Revelando uma erudição, que nada deve à petulância, porque se manifesta com humilde naturalidade, ele lembra que Gabriel Garcia Marquez terá apontado o início da ficção literária no momento em que Jonas chegou a casa e quis convencer a mulher quanto à razão para ter-se demorado três dias desde quando dela se apartara. Convenhamos que o alibi de gastá-los dentro da barriga da baleia não se revelaria muito crível, obrigando a senhora a imitar os leitores, impelidos a acreditarem na verosimilhança das mais variadas narrativas por muito esdrúxulas que lhes pareçam.

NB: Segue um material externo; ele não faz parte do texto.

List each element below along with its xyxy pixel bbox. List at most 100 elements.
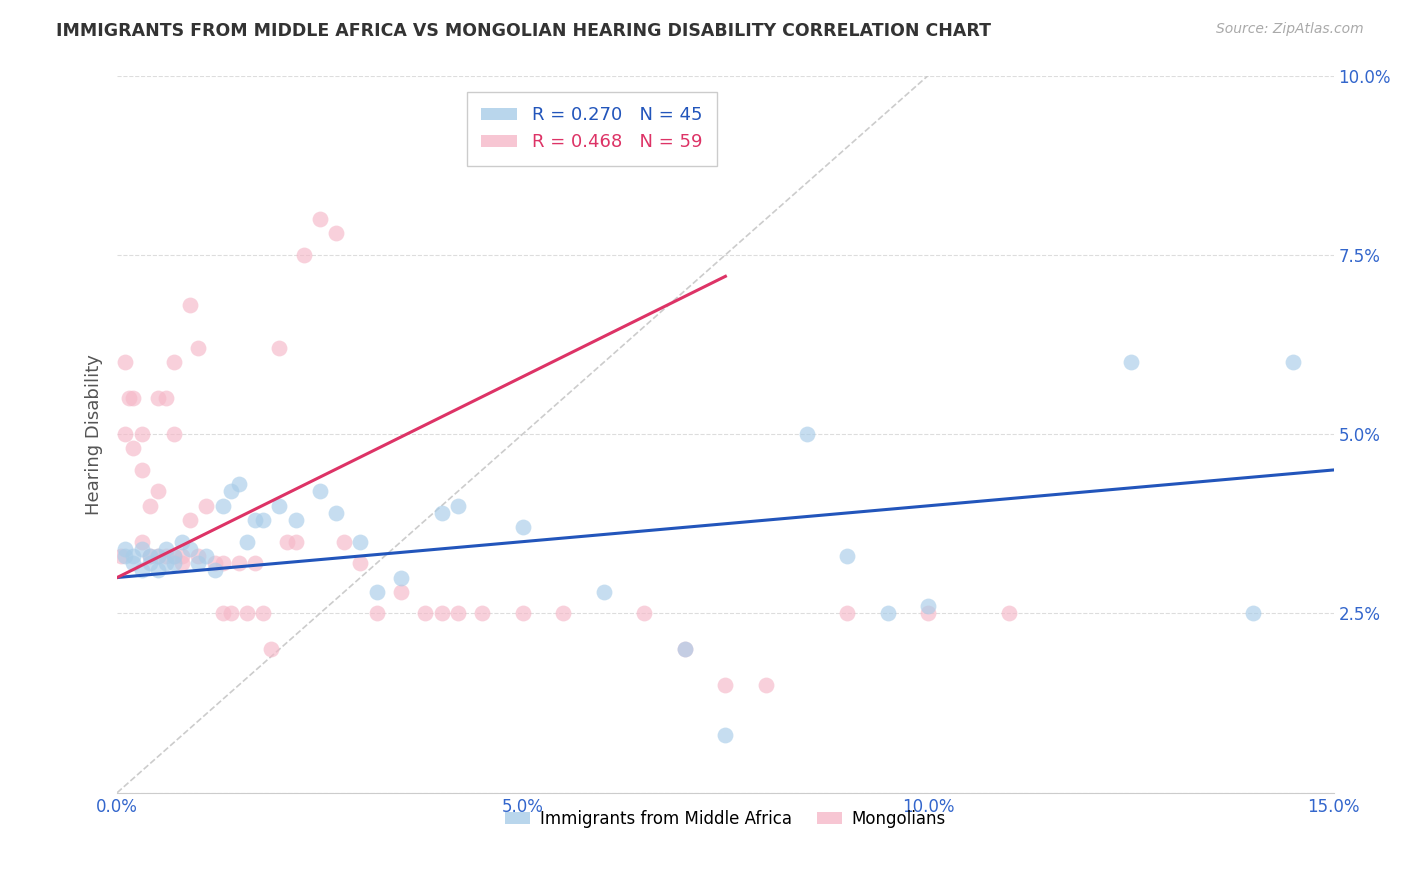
Point bbox=[110, 549, 132, 563]
Point bbox=[430, 607, 453, 621]
Point bbox=[138, 549, 160, 563]
Point bbox=[430, 506, 453, 520]
Point bbox=[592, 140, 614, 154]
Point bbox=[252, 607, 274, 621]
Point bbox=[131, 427, 153, 442]
Point bbox=[155, 556, 177, 570]
Point bbox=[170, 534, 193, 549]
Point bbox=[236, 534, 259, 549]
Point bbox=[163, 549, 186, 563]
Point bbox=[146, 391, 169, 405]
Point bbox=[917, 607, 939, 621]
Point bbox=[219, 607, 242, 621]
Point bbox=[170, 556, 193, 570]
Point bbox=[917, 599, 939, 614]
Point bbox=[155, 391, 177, 405]
Point bbox=[389, 570, 412, 584]
Point bbox=[512, 520, 534, 534]
Point bbox=[876, 607, 898, 621]
Point bbox=[471, 607, 494, 621]
Point bbox=[673, 642, 696, 657]
Point bbox=[163, 355, 186, 369]
Point bbox=[236, 607, 259, 621]
Point bbox=[122, 391, 145, 405]
Point bbox=[187, 549, 209, 563]
Point bbox=[211, 499, 233, 513]
Point bbox=[325, 227, 347, 241]
Point bbox=[592, 585, 614, 599]
Point bbox=[389, 585, 412, 599]
Point bbox=[349, 534, 371, 549]
Point bbox=[447, 607, 470, 621]
Point bbox=[118, 391, 141, 405]
Point bbox=[284, 534, 307, 549]
Point bbox=[131, 541, 153, 556]
Point bbox=[276, 534, 298, 549]
Y-axis label: Hearing Disability: Hearing Disability bbox=[86, 353, 103, 515]
Point bbox=[131, 563, 153, 577]
Point bbox=[204, 563, 226, 577]
Point bbox=[179, 513, 201, 527]
Point bbox=[114, 549, 136, 563]
Point bbox=[998, 607, 1021, 621]
Point bbox=[755, 678, 778, 692]
Point bbox=[138, 556, 160, 570]
Point bbox=[269, 341, 291, 355]
Point bbox=[146, 549, 169, 563]
Point bbox=[714, 728, 737, 742]
Point bbox=[228, 556, 250, 570]
Point bbox=[260, 642, 283, 657]
Point bbox=[1241, 607, 1264, 621]
Point bbox=[146, 563, 169, 577]
Point bbox=[512, 607, 534, 621]
Text: Source: ZipAtlas.com: Source: ZipAtlas.com bbox=[1216, 22, 1364, 37]
Point bbox=[219, 484, 242, 499]
Point bbox=[252, 513, 274, 527]
Point bbox=[309, 211, 332, 226]
Point bbox=[170, 549, 193, 563]
Point bbox=[835, 607, 858, 621]
Point bbox=[122, 556, 145, 570]
Point bbox=[633, 607, 655, 621]
Point bbox=[122, 549, 145, 563]
Point bbox=[179, 298, 201, 312]
Point bbox=[122, 442, 145, 456]
Point bbox=[114, 355, 136, 369]
Point bbox=[349, 556, 371, 570]
Point bbox=[1119, 355, 1142, 369]
Point bbox=[195, 499, 218, 513]
Point bbox=[131, 534, 153, 549]
Point bbox=[138, 499, 160, 513]
Point bbox=[211, 556, 233, 570]
Point bbox=[835, 549, 858, 563]
Text: IMMIGRANTS FROM MIDDLE AFRICA VS MONGOLIAN HEARING DISABILITY CORRELATION CHART: IMMIGRANTS FROM MIDDLE AFRICA VS MONGOLI… bbox=[56, 22, 991, 40]
Point bbox=[714, 678, 737, 692]
Point bbox=[187, 341, 209, 355]
Point bbox=[163, 549, 186, 563]
Point bbox=[325, 506, 347, 520]
Point bbox=[553, 607, 575, 621]
Point bbox=[796, 427, 818, 442]
Point bbox=[673, 642, 696, 657]
Point bbox=[269, 499, 291, 513]
Point bbox=[163, 556, 186, 570]
Point bbox=[138, 549, 160, 563]
Point bbox=[146, 549, 169, 563]
Point bbox=[155, 541, 177, 556]
Point bbox=[292, 248, 315, 262]
Point bbox=[309, 484, 332, 499]
Point bbox=[284, 513, 307, 527]
Point bbox=[131, 463, 153, 477]
Point bbox=[146, 484, 169, 499]
Legend: Immigrants from Middle Africa, Mongolians: Immigrants from Middle Africa, Mongolian… bbox=[498, 803, 953, 835]
Point bbox=[163, 427, 186, 442]
Point bbox=[155, 549, 177, 563]
Point bbox=[187, 556, 209, 570]
Point bbox=[211, 607, 233, 621]
Point bbox=[195, 549, 218, 563]
Point bbox=[366, 585, 388, 599]
Point bbox=[228, 477, 250, 491]
Point bbox=[333, 534, 356, 549]
Point bbox=[243, 556, 266, 570]
Point bbox=[415, 607, 437, 621]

Tordo recorda, igualmente, outra perspetiva colhida num dos seus autores de referência, sobre residir na realidade o verdadeiro mistério, afinal menos provável na fértil imaginação do aprendiz de feiticeiro apostado em preencher com letras próprias as páginas em branco.
Nos dois primeiros capítulos que levo lidos deste Manual Tordo escusa-se a citar outra fórmula bem conhecida do Nobel colombiano: a da necessidade de se viver para que a escrita aconteça com a maior das facilidades. Mas essa constatação está presente no texto, quando relaciona os grandes romances de Dostoievski com a experiência do seu exílio siberiano ou o «Moby Dick» de Melville com os anos vividos pelo autor nos mares do sul enquanto marinheiro de navios mercantes ou baleeiros. E partindo daí Tordo lembra os pretéritos romances relacionando-os com acontecimentos da sua biografia, que melhor explicam como eles se lhe tornaram urgentes, obrigando-o muitas vezes a chegar atrasado a compromissos ou a não dar resposta a telefonemas, porque, tão só lançado no exercício da escrita, tudo o mais se torna secundário. E esse afigura-se um dos seus primeiros conselhos: haja vontade de escrever e nada do que se passa à volta deve ser motivo de distração. Porque, lembra citando Margaret Atwood, o pior que pode acontecer ao escritor é ser interrompido...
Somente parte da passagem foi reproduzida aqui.